Batteries of any type are essentially energy storage units, storing electrical energy as chemical energy until its needed to be converted back into electricity. Batteries are built on chemicals – in the simplest terms there are always two electrodes, usually made of metal, and a chemical in between that allows a flow of electrical charge from one electrode to the other. This flow of electrical charge is made of ions (an atom that has gained or lost an electron), and in a lithium-ion battery the chemical carrying this flow contains lithium, hence the name.


A single-use battery can only discharge its energy once, but lithium-ion batteries are rechargeable, which makes them ideal for our portable technologies and a less wasteful, potentially more sustainable alternative to single-use batteries. But how sustainable are they?

Building a battery

Lithium is mined, which unfortunately is not good for the planet or the communities around the world that live close to lithium deposits. These issues are part of the debate around the environmental impact of electric vehicles; on the one hand, they don’t emit carbon dioxide or other pollutants when driven and the energy to run them can come from renewable sources, but can this offset the environmental impact and carbon emissions of their production? In addition, the energy needed for lithium-ion battery manufacture could come from fossil fuels, further impacting its overall sustainability.

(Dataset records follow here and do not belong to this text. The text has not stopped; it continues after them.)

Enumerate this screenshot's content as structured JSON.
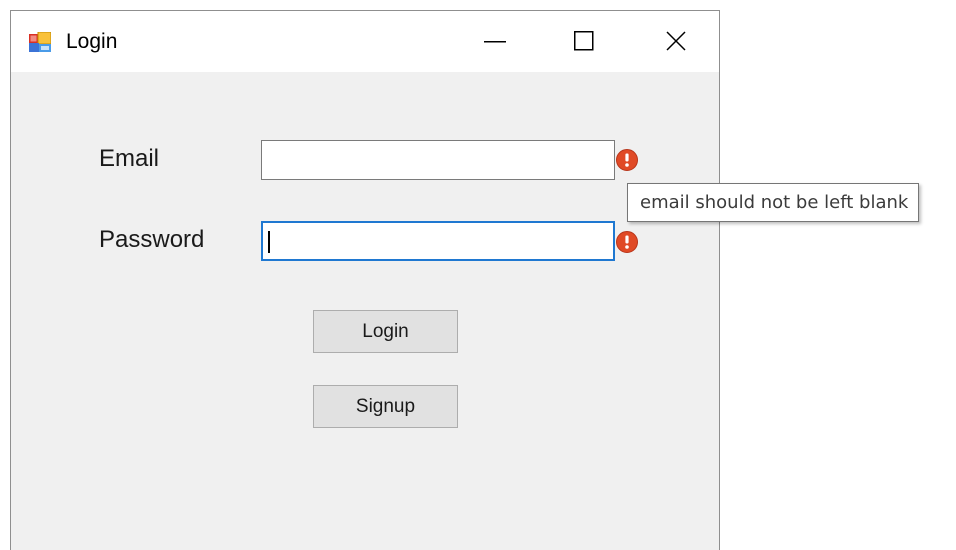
{
  "window": {
    "title": "Login",
    "icon": "winforms-app-icon",
    "controls": {
      "minimize": "minimize-icon",
      "maximize": "maximize-icon",
      "close": "close-icon"
    }
  },
  "form": {
    "email_label": "Email",
    "email_value": "",
    "password_label": "Password",
    "password_value": "",
    "login_button": "Login",
    "signup_button": "Signup"
  },
  "validation": {
    "error_icon": "error-exclamation-icon",
    "error_color": "#e04a26",
    "tooltip_text": "email should not be left blank"
  },
  "colors": {
    "focus_border": "#1f78d1",
    "window_bg": "#f0f0f0",
    "button_bg": "#e1e1e1"
  }
}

A straight line or a circular life cycle?

While lithium-ion batteries can be recharged many times, they usually only last between five and ten years before their performance begins to degrade and can no longer hold a full charge. You may have noticed this most obviously in a mobile phone – when you first begin using the device a full charge may easily last 24 hours or more, but after a couple of years it won’t see you through the day. This is the beginning of the end for a lithium-ion battery.


Lithium-ion batteries are currently hard to recycle due to their complexity, so they can’t have a circular life cycle. There are lots of different components that need to be disassembled carefully, making it a costly procedure, and it’s not always possible to extract individual materials such as lithium. It’s thought that only around 5% of lithium-ion batteries are currently recycled; most simply go to waste.

It’s not all doom and gloom, however. There is a huge amount of scientific research invested in batteries, whether it’s focused on making them more efficient, using different materials in their manufacture, or finding ways to separate the components at the end of their useful life ready to be recycled. And there are uses for lithium-ion batteries that are no longer able to hold a full charge. As their batteries become more efficient, the second-hand battery market is growing for electric vehicles. There are also people all over the world using old lithium-ion batteries from laptops to build home energy storage solutions, helping to create a sustainable recycling solution.

Ruth Kirk is a science writer based in the UK.